For Codex specifically, first identify whether the operator is using Codex through a ChatGPT Free/Plus/Pro, Business, Enterprise, Edu, API, or other workspace path. Official OpenAI Codex help says ChatGPT training data controls apply to whether content processed through Codex may be used to improve OpenAI models when Codex is used with a ChatGPT plan, and that Pro and Plus conversations may be used unless training is disabled. Do not give a Codex user the OpenAI API answer unless they are actually using an API-governed Codex path.

For local Claude Code clients running through mcp_session or runner, check whether the customer is using a consumer, team, enterprise, API, or third-party-platform path. Official Claude Code documentation separately describes consumer versus commercial handling, local transcript storage, telemetry, feedback, and provider-specific defaults.

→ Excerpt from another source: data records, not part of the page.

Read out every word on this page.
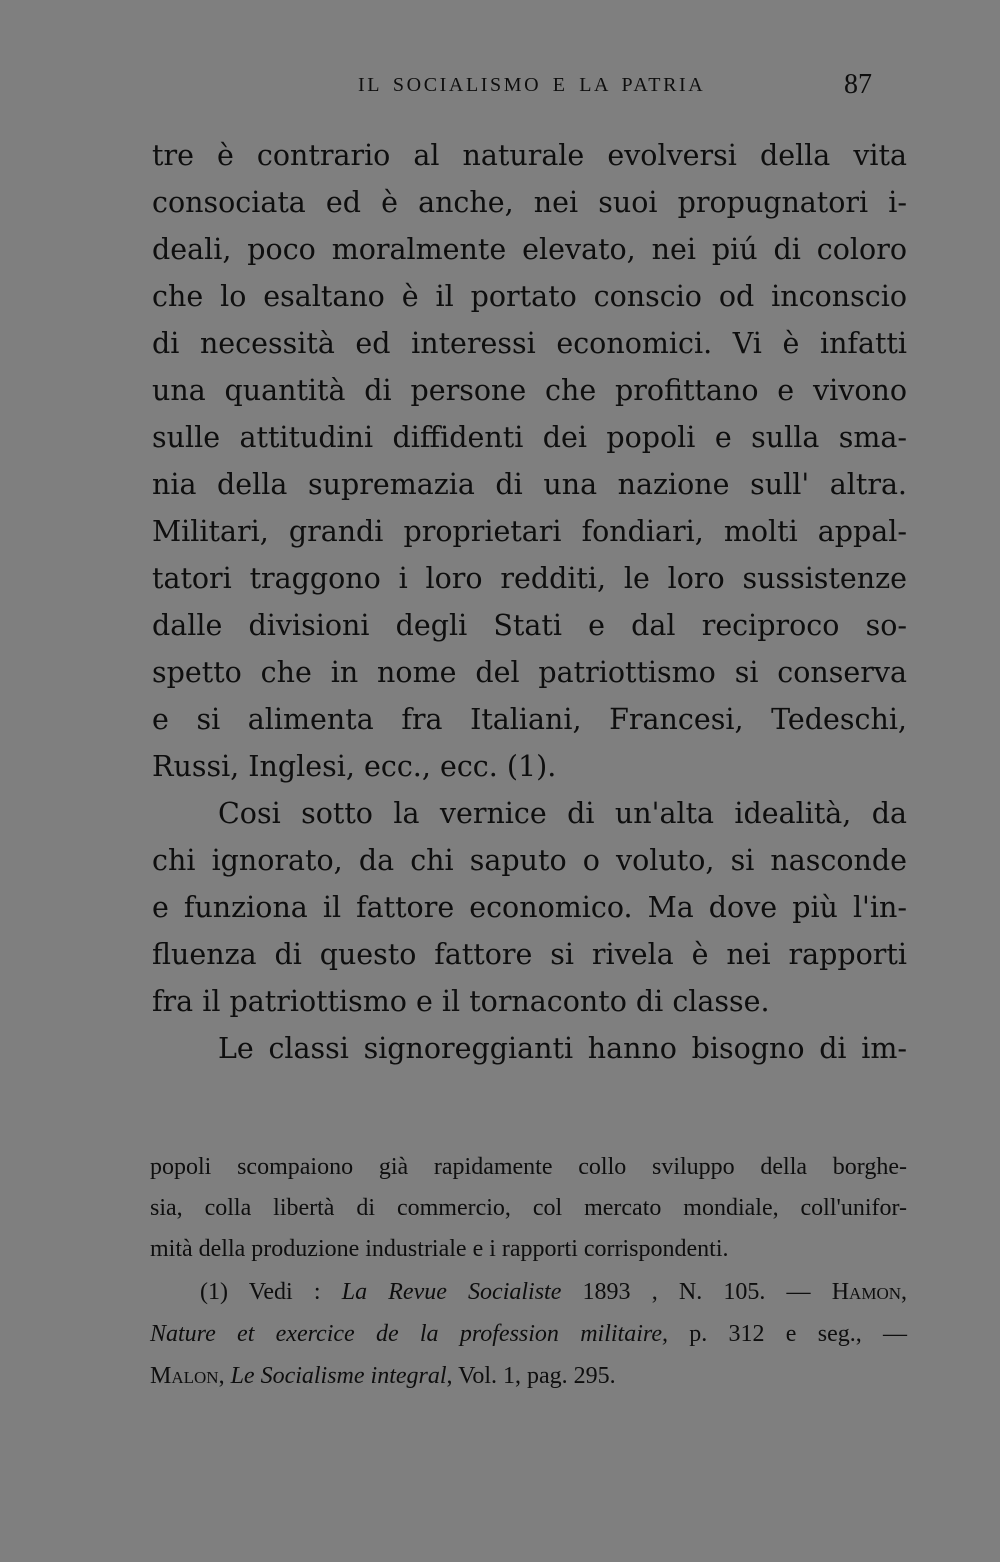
IL SOCIALISMO E LA PATRIA	87
tre è contrario al naturale evolversi della vita
consociata ed è anche, nei suoi propugnatori i-
deali, poco moralmente elevato, nei piú di coloro
che lo esaltano è il portato conscio od inconscio
di necessità ed interessi economici. Vi è infatti
una quantità di persone che profittano e vivono
sulle attitudini diffidenti dei popoli e sulla sma-
nia della supremazia di una nazione sull' altra.
Militari, grandi proprietari fondiari, molti appal-
tatori traggono i loro redditi, le loro sussistenze
dalle divisioni degli Stati e dal reciproco so-
spetto che in nome del patriottismo si conserva
e si alimenta fra Italiani, Francesi, Tedeschi,
Russi, Inglesi, ecc., ecc. (1).
Cosi sotto la vernice di un'alta idealità, da
chi ignorato, da chi saputo o voluto, si nasconde
e funziona il fattore economico. Ma dove più l'in-
fluenza di questo fattore si rivela è nei rapporti
fra il patriottismo e il tornaconto di classe.
Le classi signoreggianti hanno bisogno di im-
popoli scompaiono già rapidamente collo sviluppo della borghe-
sia, colla libertà di commercio, col mercato mondiale, coll'unifor-
mità della produzione industriale e i rapporti corrispondenti.
(1) Vedi : La Revue Socialiste 1893 , N. 105. — Hamon,
Nature et exercice de la profession militaire, p. 312 e seg., —
Malon, Le Socialisme integral, Vol. 1, pag. 295.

Use those statements only as current provider-doc summaries. Do not convert them into a blanket ROST claim. The correct customer-facing answer is: "Here is the lane, here is what ROST sends, here is which provider account or local client handles it, and here is what to verify in that account before treating the workflow as no-training, zero-retention, HIPAA-ready, or region-bound." If a customer or prospect asks for a DPA, BAA, SOC 2 report, regional processing commitment, customer-managed retention window, staff-access approval workflow, or customer-visible staff-access log, escalate instead of answering from this guide.

Agent response checklist

When asked about AI data handling:

1. Identify the lane: cloud, mcp_session, or runner. 2. Name the specific data classes that can enter the prompt or tool result. 3. Name whether the provider path is platform-managed, tenant BYOK Anthropic, local client/account, or runner-controlled. 4. Warn if the answer depends on provider settings, contract terms, ZDR approval, HIPAA readiness, model choice, endpoint, or third-party tool policy. 5. Escalate contractual, compliance, regional-processing, customer-managed retention, or staff-access-commitment questions instead of answering from this guide. 6. Recommend the smallest safe next step: narrow the tool scope, use a vault ref, redact the input, switch to the approved provider account, or escalate for human/legal review.